Para ser veterinario no solamente hay que cuidar y conocer a los animales sino que por sobretodo hay que amarlos. Es compenetrarse con los maullidos, los ladridos, los relinchos, los balidos, los mugidos, etcétera y saber entenderlos e interpretarlos. Se podría decir que el veterinario al igual que el médico ejerce el arte de salvar vidas. Hay que entender el lenguaje de los meneos de colas, los mordiscos y arañazos afectuosos, las causas de las inapetencias, los ojos tristes, las orejas caídas y todas las inquietudes que trasmiten las mascotas. Saber entender el lenguaje corporal de los animales es fundamental, son pedidos mudos de ayuda ante una actitud de dolor y ahí está el profesional para aliviarlo. A lo largo del camino van teniendo amigos que jamás lo van a decepcionar.
Amalia Pesce de Fagonde dio el puntapié inicial en Argentina y después de diez años de estudios, ya que durante el cursado contrajo matrimonio, se recibió en la Universidad de Buenos Aires, en el año 1936. Desde sus comienzos se dedicó a la microbiología. Trabajó en la Sección Patología Animal del Ministerio de Agricultura y ganadería de la Nación, donde creó el primer laboratorio de anaerobios. Después viajó a Francia, becada por el gobierno francés en el Instituto Pasteur de París. A su regreso se dedicó al estudio de los sueros y vacunas.
Para esa época, en otras partes del mundo ya había otras mujeres que habían decidido adentrarse en el mundo de la veterinaria y según algunos datos en el año 1903, en Norteamérica, Mignon Nicholson obtuvo su diploma y se transformó en la primera en ejercer la profesión en el mundo. De todas formas hay historiadores que sostienen que fue Alleen Curt, de origen irlandés, que se graduó en el New Collage de Edimburgo, Escocia en el año 1897. Esta mujer para poder cursar la carrera se escudó detrás de un nombre y sexo falso y debido a la guerra recién lo pudo oficializar en el año 1922, razón por la cual se considera a Mignon Nicholson la primera.
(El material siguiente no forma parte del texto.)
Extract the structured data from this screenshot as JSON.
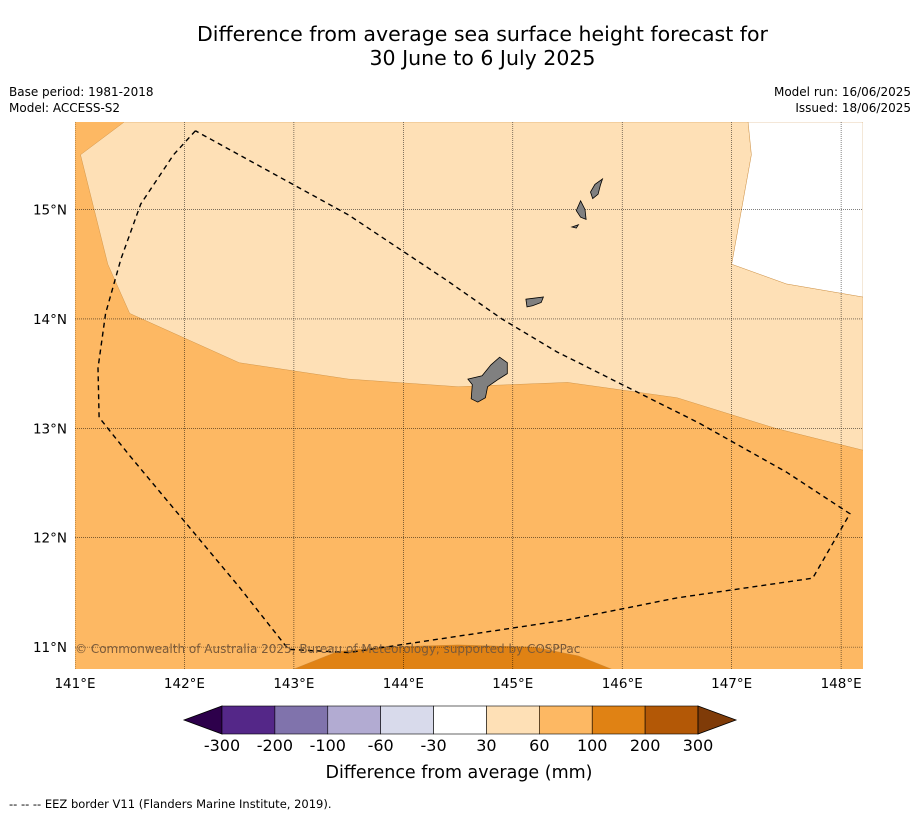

En el mismo año que se recibió Pesce de Fagonde pero unos meses más tarde, también obtuvo el título, María Teresa Pansecchi de Marzoratti, quien se dedicó a la carrera docente en la Cátedra de Clínica de Animales Pequeños, desempeñándose primero como ayudante de cátedra y luego como profesora. Al año siguiente en la facultad de La Plata se recibía Emma Mocoroa quién se dedicó a la microbiología. En el año 1942 la doctora Estela Susana Menchaca, reconocida por su destacada actuación en la docencia y en el ejercicio de la profesión, egresó de la Facultad de Agronomía y Veterinaria. Fue la vicepresidenta del Instituto Nacional de Tecnología Agropecuaria y a pesar de su amplio conocimiento cuando la presidencia quedó acéfala no la pudo ejercer por ser mujer. En el año 1945 se presentó a un concurso en la Municipalidad de Buenos Aires y obtuvo el primer puesto y otra vez se encontró con el impedimento que por su condición femenina no podía ocupar el cargo. Cansada de esta situación y perseverante en sus convicciones hizo juicio y lo ganó, de todos modos los colegas masculinos no se lo toleraron y la mandaron a trabajar al Mercado de Concentración de Pescados, que funcionaba de noche, en la madrugada, en Barracas. Ella no retrocedió y trabajó nueve años en ese lugar, organizó el Museo de la Repartición y luego integró las Comisiones Directivas del Consejo Profesional de Buenos Aires y de la Sociedad de Medicina Veterinaria.
Hoy en día el setenta y cinco por ciento de los profesionales que se dedican a la salud de las mascotas son mujeres.